- Directed by: Adam Coleman Howard
- Written by: Adam Coleman Howard
- Produced by: John Hart Justin Lazard Jeffrey Sharp
- Starring: Alan Rickman Norman Reedus Polly Walker
- Cinematography: Walt Lloyd
- Edited by: Annette Davey
- Music by: David Mansfield
- Production companies: Hart-Sharp Entertainment Killer Films
- Distributed by: Venus Home Entertainment New City Releasing Artisan Entertainment
- Release date: October 1998 (Hamptons International Film Festival);
- Running time: 96 minutes
- Country: United States
- Language: English

= Dark Harbor =

Dark Harbor is a 1998 thriller film directed by Adam Coleman Howard starring Alan Rickman, Norman Reedus and Polly Walker.

==Plot==
David Weinberg (Alan Rickman), a lawyer in his 50s, and his much younger wife Alexis (Polly Walker), drive through a torrential rainstorm to get the last ferry to their private island. They catch sight of an injured young man (Norman Reedus) at the side of the road, whom they reluctantly drive to the nearest town.

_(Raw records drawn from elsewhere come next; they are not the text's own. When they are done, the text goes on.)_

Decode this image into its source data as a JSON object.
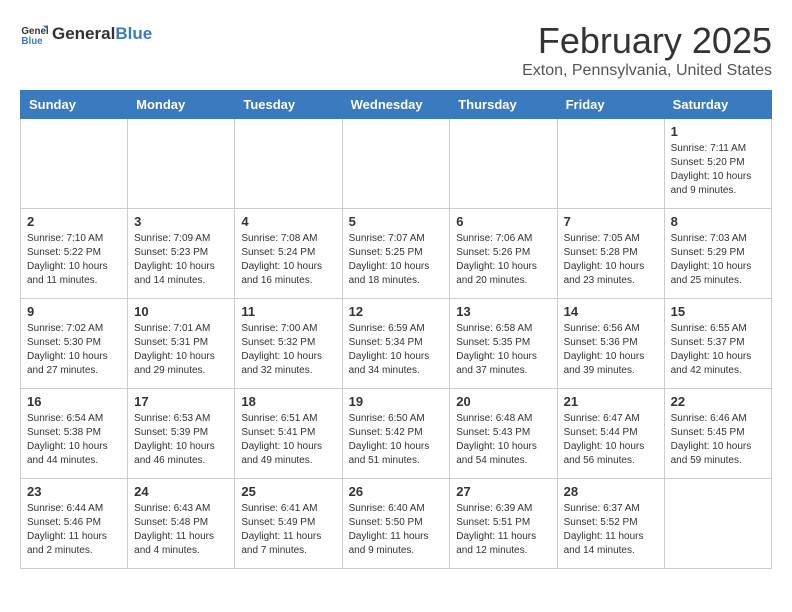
{
  "header": {
    "logo_general": "General",
    "logo_blue": "Blue",
    "month": "February 2025",
    "location": "Exton, Pennsylvania, United States"
  },
  "days_of_week": [
    "Sunday",
    "Monday",
    "Tuesday",
    "Wednesday",
    "Thursday",
    "Friday",
    "Saturday"
  ],
  "weeks": [
    [
      {
        "day": "",
        "text": ""
      },
      {
        "day": "",
        "text": ""
      },
      {
        "day": "",
        "text": ""
      },
      {
        "day": "",
        "text": ""
      },
      {
        "day": "",
        "text": ""
      },
      {
        "day": "",
        "text": ""
      },
      {
        "day": "1",
        "text": "Sunrise: 7:11 AM\nSunset: 5:20 PM\nDaylight: 10 hours and 9 minutes."
      }
    ],
    [
      {
        "day": "2",
        "text": "Sunrise: 7:10 AM\nSunset: 5:22 PM\nDaylight: 10 hours and 11 minutes."
      },
      {
        "day": "3",
        "text": "Sunrise: 7:09 AM\nSunset: 5:23 PM\nDaylight: 10 hours and 14 minutes."
      },
      {
        "day": "4",
        "text": "Sunrise: 7:08 AM\nSunset: 5:24 PM\nDaylight: 10 hours and 16 minutes."
      },
      {
        "day": "5",
        "text": "Sunrise: 7:07 AM\nSunset: 5:25 PM\nDaylight: 10 hours and 18 minutes."
      },
      {
        "day": "6",
        "text": "Sunrise: 7:06 AM\nSunset: 5:26 PM\nDaylight: 10 hours and 20 minutes."
      },
      {
        "day": "7",
        "text": "Sunrise: 7:05 AM\nSunset: 5:28 PM\nDaylight: 10 hours and 23 minutes."
      },
      {
        "day": "8",
        "text": "Sunrise: 7:03 AM\nSunset: 5:29 PM\nDaylight: 10 hours and 25 minutes."
      }
    ],
    [
      {
        "day": "9",
        "text": "Sunrise: 7:02 AM\nSunset: 5:30 PM\nDaylight: 10 hours and 27 minutes."
      },
      {
        "day": "10",
        "text": "Sunrise: 7:01 AM\nSunset: 5:31 PM\nDaylight: 10 hours and 29 minutes."
      },
      {
        "day": "11",
        "text": "Sunrise: 7:00 AM\nSunset: 5:32 PM\nDaylight: 10 hours and 32 minutes."
      },
      {
        "day": "12",
        "text": "Sunrise: 6:59 AM\nSunset: 5:34 PM\nDaylight: 10 hours and 34 minutes."
      },
      {
        "day": "13",
        "text": "Sunrise: 6:58 AM\nSunset: 5:35 PM\nDaylight: 10 hours and 37 minutes."
      },
      {
        "day": "14",
        "text": "Sunrise: 6:56 AM\nSunset: 5:36 PM\nDaylight: 10 hours and 39 minutes."
      },
      {
        "day": "15",
        "text": "Sunrise: 6:55 AM\nSunset: 5:37 PM\nDaylight: 10 hours and 42 minutes."
      }
    ],
    [
      {
        "day": "16",
        "text": "Sunrise: 6:54 AM\nSunset: 5:38 PM\nDaylight: 10 hours and 44 minutes."
      },
      {
        "day": "17",
        "text": "Sunrise: 6:53 AM\nSunset: 5:39 PM\nDaylight: 10 hours and 46 minutes."
      },
      {
        "day": "18",
        "text": "Sunrise: 6:51 AM\nSunset: 5:41 PM\nDaylight: 10 hours and 49 minutes."
      },
      {
        "day": "19",
        "text": "Sunrise: 6:50 AM\nSunset: 5:42 PM\nDaylight: 10 hours and 51 minutes."
      },
      {
        "day": "20",
        "text": "Sunrise: 6:48 AM\nSunset: 5:43 PM\nDaylight: 10 hours and 54 minutes."
      },
      {
        "day": "21",
        "text": "Sunrise: 6:47 AM\nSunset: 5:44 PM\nDaylight: 10 hours and 56 minutes."
      },
      {
        "day": "22",
        "text": "Sunrise: 6:46 AM\nSunset: 5:45 PM\nDaylight: 10 hours and 59 minutes."
      }
    ],
    [
      {
        "day": "23",
        "text": "Sunrise: 6:44 AM\nSunset: 5:46 PM\nDaylight: 11 hours and 2 minutes."
      },
      {
        "day": "24",
        "text": "Sunrise: 6:43 AM\nSunset: 5:48 PM\nDaylight: 11 hours and 4 minutes."
      },
      {
        "day": "25",
        "text": "Sunrise: 6:41 AM\nSunset: 5:49 PM\nDaylight: 11 hours and 7 minutes."
      },
      {
        "day": "26",
        "text": "Sunrise: 6:40 AM\nSunset: 5:50 PM\nDaylight: 11 hours and 9 minutes."
      },
      {
        "day": "27",
        "text": "Sunrise: 6:39 AM\nSunset: 5:51 PM\nDaylight: 11 hours and 12 minutes."
      },
      {
        "day": "28",
        "text": "Sunrise: 6:37 AM\nSunset: 5:52 PM\nDaylight: 11 hours and 14 minutes."
      },
      {
        "day": "",
        "text": ""
      }
    ]
  ]
}
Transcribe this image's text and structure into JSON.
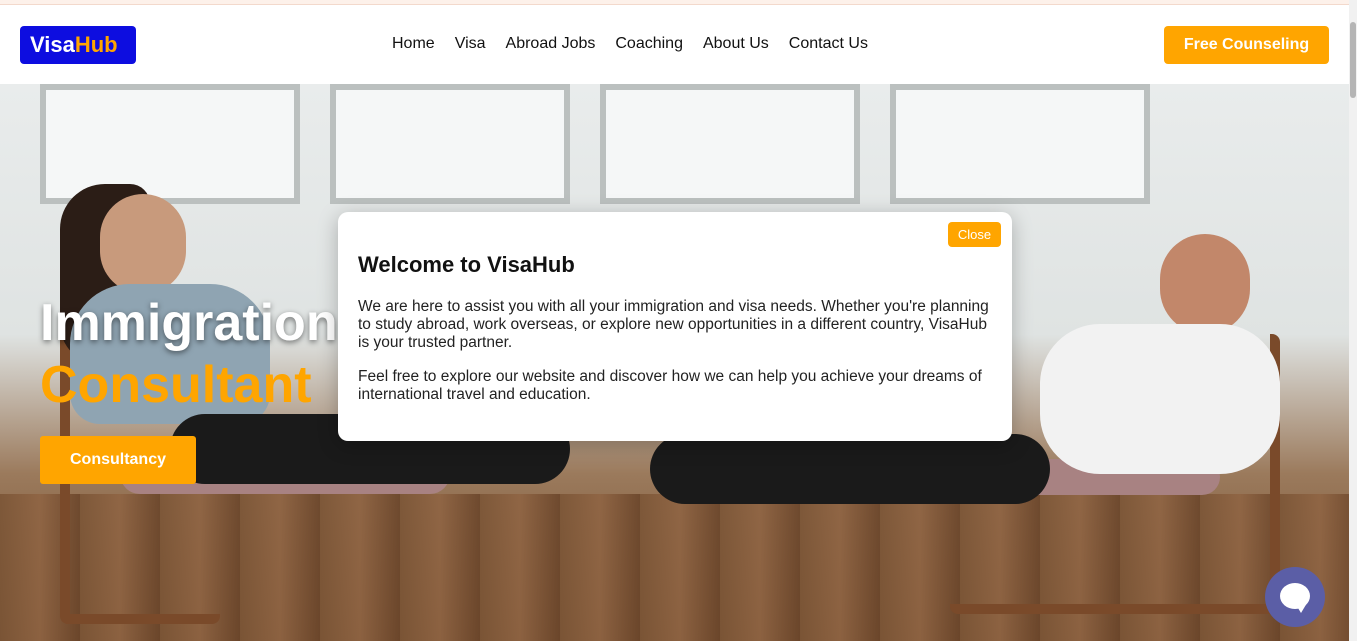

Having missed their ferry, the couple checks into a motel, and take the next day's ferry. The young man (never named in the film), is also on the ferry, though they do not meet.

David and Alexis have a troubled seven-year marriage, punctuated by miscommunication and missed opportunities. In an attempt to make up for his displays of temper, David arranges a romantic sailing excursion, but this goes terribly wrong when they encounter a fogbank and run aground. They find the young man camping on the shore, and are invited, after an initial misunderstanding, to share his fire. David recruits his assistance with ungrounding the sailboat, and invites him into his home.

That evening, Alexis dreams that she has taken a blanket to the young man and that her husband has attacked her in a fit of jealousy. In the morning, the couple discovers that he has made them a lovely breakfast, and it transpires that David has actually delivered the blanket to him.

David invites the young man to stay for dinner that night to sample his own cooking in a challenge, then leaves to play golf. Alexis and the man waste time together while downing a bottle of whiskey, talking about themselves and dressing up for fun in the boat house. He explains that he is a poet, but that he is unable to write and shows Alexis his work, all in different handwriting. He persuades her to take dictation of a quite dark poem describing drowning. Eventually they go off on a wild mushroom hunting walk in the nearby woods, and Alexis stops the young man from consuming a mushroom that she says would have killed him in a minute. She then shows him how to tell the difference between the lethal mushroom he almost ate, and one that looks almost identical, but is in fact an aphrodisiac. After failing to convince her to eat the aphrodisiac mushroom, they return home, where he apologises.

David returns from golf, claiming to be ill, but he recovers enough to make dinner for his wife and the man when he is reminded of the challenge. The plans to return the man to town are thwarted, however, when David takes him across on the boat and it dies half-way, leaving the man with no option but to stay with them another night, which he doesn't seem pleased about. The next morning, however, David provokes an argument with Alexis and gets into a brief fight with the young man, who flees to hide in the shed when David comes after him. He is driven out of the shed and runs into the woods, David still chasing after him. When David approaches Alexis in the woods, she tells him that they're through and then finds the young man on the ground. He seduces her while trying to coerce her into eating one of the mushrooms. This time, unlike the last, she doesn't stop him from continuing.

A funeral follows, and the young man's poem, written in Alexis' handwriting and signed by her, is read, as if it was her suicide note. David then returns to the island by boat. He strips and swims to shore in the icy water, as if stripping off and washing away his former life.

Some time later, someone arrives at the house, seen from the back wearing a hooded jacket. The stranger kisses David, and is revealed to be the young man. It becomes abundantly clear that he and David are lovers, and that Alexis' death was planned by the two of them.

==Reception==
Nathan Rabin of The A.V. Club wrote, "If nothing else, the strong performances of the three leads (particularly the understated Rickman, a terrific character actor who's seldom cast in a leading role) make Dark Harbor consistently interesting, at least until an unnecessarily nihilistic twist that would be a lot more impressive if it didn't negate everything that came before it."

Leonard Klady of Variety wrote, "The picture feels slow and overtly moody at times but stops short of trying one’s patience or creating frustration by tossing in too many red herrings. Its visual simplicity — kudos to lenser Walt Lloyd — is commendable."